During her presentation at the international symposium on Rehabilitative Ultrasound Imaging (RUSI), which was held in Madrid June 2016, Cliona O’Sullivan discussed the reliability, validity and clinical applications of RUSI of the scapular muscles. She concluded that, correctly used, RUSI is a valid and reliable tool to examine the lower trapezius (LT) muscle. Examining the serratus anterior (SA) muscle was found to be more difficult, and further research is necessary.
According to the definition stated by Teyhen (2006), RUSI is an adjunct to the physiotherapist’s toolbox: it helps evaluate morphology and function of muscles and soft tissues during functional tasks and provides visual feedback to both the patient as well as the physiotherapist during therapeutic interventions.

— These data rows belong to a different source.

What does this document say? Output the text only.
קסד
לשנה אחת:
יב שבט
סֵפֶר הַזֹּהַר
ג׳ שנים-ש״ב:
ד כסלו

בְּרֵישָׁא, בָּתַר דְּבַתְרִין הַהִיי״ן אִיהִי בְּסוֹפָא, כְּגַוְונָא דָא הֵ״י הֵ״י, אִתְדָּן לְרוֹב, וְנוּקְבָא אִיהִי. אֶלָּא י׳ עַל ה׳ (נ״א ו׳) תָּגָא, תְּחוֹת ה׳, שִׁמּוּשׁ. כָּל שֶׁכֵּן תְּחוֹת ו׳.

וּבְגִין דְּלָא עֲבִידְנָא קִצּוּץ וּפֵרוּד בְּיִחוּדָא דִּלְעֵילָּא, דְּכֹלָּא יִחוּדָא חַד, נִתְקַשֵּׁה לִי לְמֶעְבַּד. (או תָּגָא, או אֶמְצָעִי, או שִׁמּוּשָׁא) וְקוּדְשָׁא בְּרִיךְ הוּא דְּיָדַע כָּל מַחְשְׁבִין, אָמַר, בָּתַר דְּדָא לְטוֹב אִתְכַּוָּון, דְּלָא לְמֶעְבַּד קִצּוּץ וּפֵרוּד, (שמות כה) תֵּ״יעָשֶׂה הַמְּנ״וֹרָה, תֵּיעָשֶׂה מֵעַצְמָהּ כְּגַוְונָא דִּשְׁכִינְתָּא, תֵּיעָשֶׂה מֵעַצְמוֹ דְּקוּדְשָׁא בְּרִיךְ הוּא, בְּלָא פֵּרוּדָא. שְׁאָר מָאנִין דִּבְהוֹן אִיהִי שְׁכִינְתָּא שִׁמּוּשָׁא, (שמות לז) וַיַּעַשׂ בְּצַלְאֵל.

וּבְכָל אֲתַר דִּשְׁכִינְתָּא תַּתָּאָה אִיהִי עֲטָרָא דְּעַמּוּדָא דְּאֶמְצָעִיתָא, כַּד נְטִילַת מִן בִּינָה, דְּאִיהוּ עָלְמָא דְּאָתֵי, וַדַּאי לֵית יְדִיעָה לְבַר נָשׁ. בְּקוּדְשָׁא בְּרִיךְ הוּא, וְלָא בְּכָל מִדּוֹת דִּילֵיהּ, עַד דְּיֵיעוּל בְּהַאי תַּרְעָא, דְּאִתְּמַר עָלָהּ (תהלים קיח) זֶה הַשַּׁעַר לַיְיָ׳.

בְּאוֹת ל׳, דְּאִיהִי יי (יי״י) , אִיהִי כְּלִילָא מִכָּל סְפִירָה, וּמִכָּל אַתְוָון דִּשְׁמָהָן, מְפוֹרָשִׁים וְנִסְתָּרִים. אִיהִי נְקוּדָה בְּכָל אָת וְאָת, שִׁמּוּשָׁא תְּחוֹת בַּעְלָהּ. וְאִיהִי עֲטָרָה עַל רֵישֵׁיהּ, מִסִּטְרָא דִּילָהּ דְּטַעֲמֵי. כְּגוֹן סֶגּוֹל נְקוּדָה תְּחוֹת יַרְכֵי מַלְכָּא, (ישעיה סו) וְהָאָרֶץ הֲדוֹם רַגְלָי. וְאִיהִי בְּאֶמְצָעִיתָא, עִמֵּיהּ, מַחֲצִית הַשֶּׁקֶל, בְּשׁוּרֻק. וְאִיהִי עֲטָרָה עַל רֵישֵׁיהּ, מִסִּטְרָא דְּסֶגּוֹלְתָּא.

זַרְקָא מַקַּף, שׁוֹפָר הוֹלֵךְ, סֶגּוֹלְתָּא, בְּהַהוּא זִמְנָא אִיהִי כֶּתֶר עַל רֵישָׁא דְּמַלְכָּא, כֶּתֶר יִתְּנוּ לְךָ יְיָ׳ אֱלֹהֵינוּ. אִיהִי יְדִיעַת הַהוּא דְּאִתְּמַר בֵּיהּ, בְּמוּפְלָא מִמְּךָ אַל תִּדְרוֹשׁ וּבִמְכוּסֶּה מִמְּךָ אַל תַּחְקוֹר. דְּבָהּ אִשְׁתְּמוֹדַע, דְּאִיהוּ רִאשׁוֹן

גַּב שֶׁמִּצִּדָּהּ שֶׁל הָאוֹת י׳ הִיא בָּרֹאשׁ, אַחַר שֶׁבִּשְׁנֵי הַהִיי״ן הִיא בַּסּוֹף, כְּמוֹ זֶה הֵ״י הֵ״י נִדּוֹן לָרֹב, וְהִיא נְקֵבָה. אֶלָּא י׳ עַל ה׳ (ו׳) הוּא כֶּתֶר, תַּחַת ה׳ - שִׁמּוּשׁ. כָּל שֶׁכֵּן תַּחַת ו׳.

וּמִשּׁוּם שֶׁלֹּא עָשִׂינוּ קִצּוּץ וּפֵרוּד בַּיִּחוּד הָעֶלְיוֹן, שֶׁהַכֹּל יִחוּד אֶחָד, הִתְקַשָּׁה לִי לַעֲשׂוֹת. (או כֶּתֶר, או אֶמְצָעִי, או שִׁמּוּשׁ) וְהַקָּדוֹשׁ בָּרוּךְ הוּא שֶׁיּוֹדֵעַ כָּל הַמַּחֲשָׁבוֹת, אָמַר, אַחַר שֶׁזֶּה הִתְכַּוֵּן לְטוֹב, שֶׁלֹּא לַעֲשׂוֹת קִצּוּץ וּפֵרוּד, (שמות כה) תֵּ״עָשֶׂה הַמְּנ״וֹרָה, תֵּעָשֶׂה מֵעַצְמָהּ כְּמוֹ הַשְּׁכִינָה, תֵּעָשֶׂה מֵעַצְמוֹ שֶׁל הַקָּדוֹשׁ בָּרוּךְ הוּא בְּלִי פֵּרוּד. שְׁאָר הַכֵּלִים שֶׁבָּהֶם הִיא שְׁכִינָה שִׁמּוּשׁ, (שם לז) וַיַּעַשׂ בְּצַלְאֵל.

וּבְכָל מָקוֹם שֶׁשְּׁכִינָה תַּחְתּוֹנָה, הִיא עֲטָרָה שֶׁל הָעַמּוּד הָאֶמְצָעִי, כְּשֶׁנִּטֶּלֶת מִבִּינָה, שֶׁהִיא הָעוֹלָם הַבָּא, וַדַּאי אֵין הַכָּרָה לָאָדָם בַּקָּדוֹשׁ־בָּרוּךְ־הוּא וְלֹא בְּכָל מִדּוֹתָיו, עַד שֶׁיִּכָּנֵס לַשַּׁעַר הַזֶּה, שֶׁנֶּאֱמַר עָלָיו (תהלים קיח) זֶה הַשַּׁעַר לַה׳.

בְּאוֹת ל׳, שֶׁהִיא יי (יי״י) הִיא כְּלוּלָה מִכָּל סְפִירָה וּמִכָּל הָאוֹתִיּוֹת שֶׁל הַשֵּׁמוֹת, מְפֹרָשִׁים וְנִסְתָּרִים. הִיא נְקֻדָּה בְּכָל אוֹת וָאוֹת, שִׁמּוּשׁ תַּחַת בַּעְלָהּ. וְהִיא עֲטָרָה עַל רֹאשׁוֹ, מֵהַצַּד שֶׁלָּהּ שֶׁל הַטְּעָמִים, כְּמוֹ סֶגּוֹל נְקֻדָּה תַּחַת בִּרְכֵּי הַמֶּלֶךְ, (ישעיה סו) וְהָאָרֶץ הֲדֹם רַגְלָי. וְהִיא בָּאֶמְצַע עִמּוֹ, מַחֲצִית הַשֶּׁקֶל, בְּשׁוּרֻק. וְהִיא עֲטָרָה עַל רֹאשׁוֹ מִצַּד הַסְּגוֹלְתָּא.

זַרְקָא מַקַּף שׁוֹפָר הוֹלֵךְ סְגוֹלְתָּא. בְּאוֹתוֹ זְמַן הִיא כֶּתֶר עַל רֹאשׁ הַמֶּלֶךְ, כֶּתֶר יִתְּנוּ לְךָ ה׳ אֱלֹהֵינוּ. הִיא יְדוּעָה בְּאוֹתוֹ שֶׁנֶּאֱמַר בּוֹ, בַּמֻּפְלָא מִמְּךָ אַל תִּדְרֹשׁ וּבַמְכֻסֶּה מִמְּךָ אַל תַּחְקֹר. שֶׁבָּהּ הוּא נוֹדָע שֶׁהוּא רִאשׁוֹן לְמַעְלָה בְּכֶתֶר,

Since the 1990’s, RUSI has particularly been used in populations presenting with low back pain – its application has dramatically increased in the 2000’s. O’Sullivan and her research group have undertaken attempts to transpond research on RUSI in low back pain populations to protocols for the scapular muscles.

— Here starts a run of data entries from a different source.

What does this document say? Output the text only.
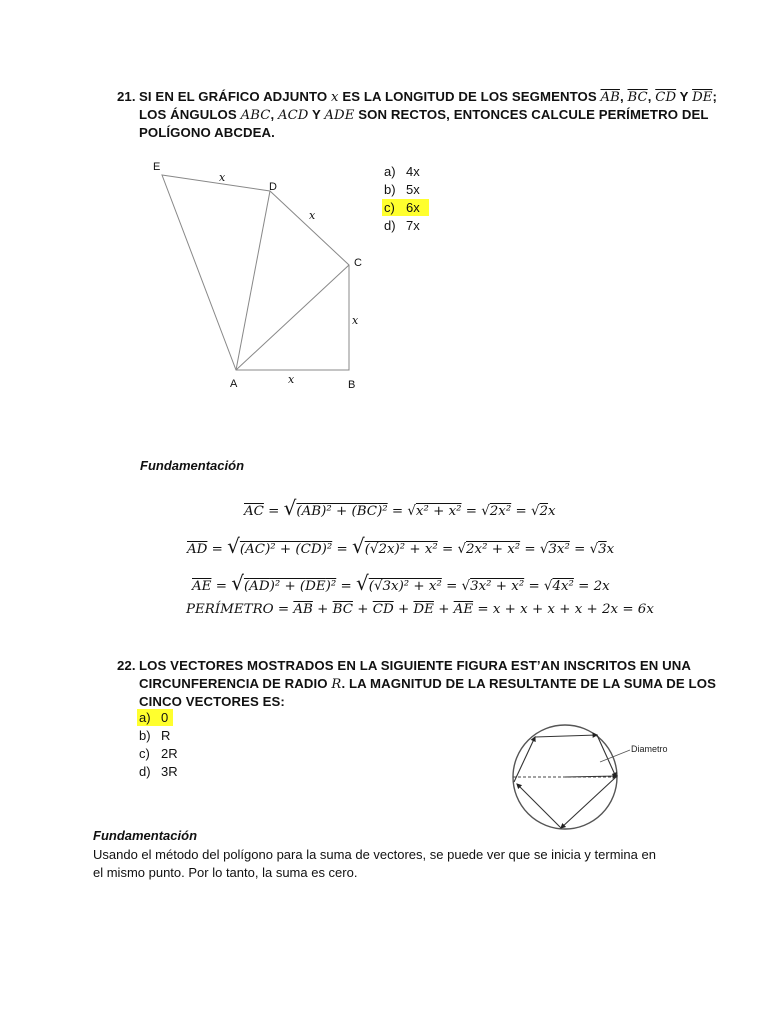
21. SI EN EL GRÁFICO ADJUNTO x ES LA LONGITUD DE LOS SEGMENTOS $\overline{AB}$, $\overline{BC}$, $\overline{CD}$ Y $\overline{DE}$;
LOS ÁNGULOS ABC, ACD Y ADE SON RECTOS, ENTONCES CALCULE PERÍMETRO DEL
POLÍGONO ABCDEA.
E
D
C
A	B
x
x
x
x
a) 4x
b) 5x
c) 6x
d) 7x
Fundamentación
$\overline{AC} = √(AB)^2 + (BC)^2 = √x^2 + x^2 = √2x^2 = √2x$
$\overline{AD} = √(AC)^2 + (CD)^2 = √(√2x)^2 + x^2 = √2x^2 + x^2 = √3x^2 = √3x$
$\overline{AE} = √(AD)^2 + (DE)^2 = √(√3x)^2 + x^2 = √3x^2 + x^2 = √4x^2 = 2x$
PERÍMETRO = $\overline{AB} + \overline{BC} + \overline{CD} + \overline{DE} + \overline{AE} = x + x + x + x + 2x = 6x$
22. LOS VECTORES MOSTRADOS EN LA SIGUIENTE FIGURA EST’AN INSCRITOS EN UNA
CIRCUNFERENCIA DE RADIO R. LA MAGNITUD DE LA RESULTANTE DE LA SUMA DE LOS
CINCO VECTORES ES:
a) 0
b) R
c) 2R
d) 3R
Diametro
Fundamentación
Usando el método del polígono para la suma de vectores, se puede ver que se inicia y termina en
el mismo punto. Por lo tanto, la suma es cero.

Different measurement protocols have been investigated, showing that especially for the LT, RUSI is a valid and reliable evaluation method; it can be assessed relatively easy at T8. The SA on the other hand is more difficult to assess, and results suggest a minimum length of training for assessors in order to increase validity and reliability.
Studies on this topic are often underpowered and further research is required, evaluating the applicability of RUSI in the detection of changes in scapular muscle morphology and function resulting from training interventions, or as a feedback tool. Furthermore, minimum training requirements and clinical classifications need to be established.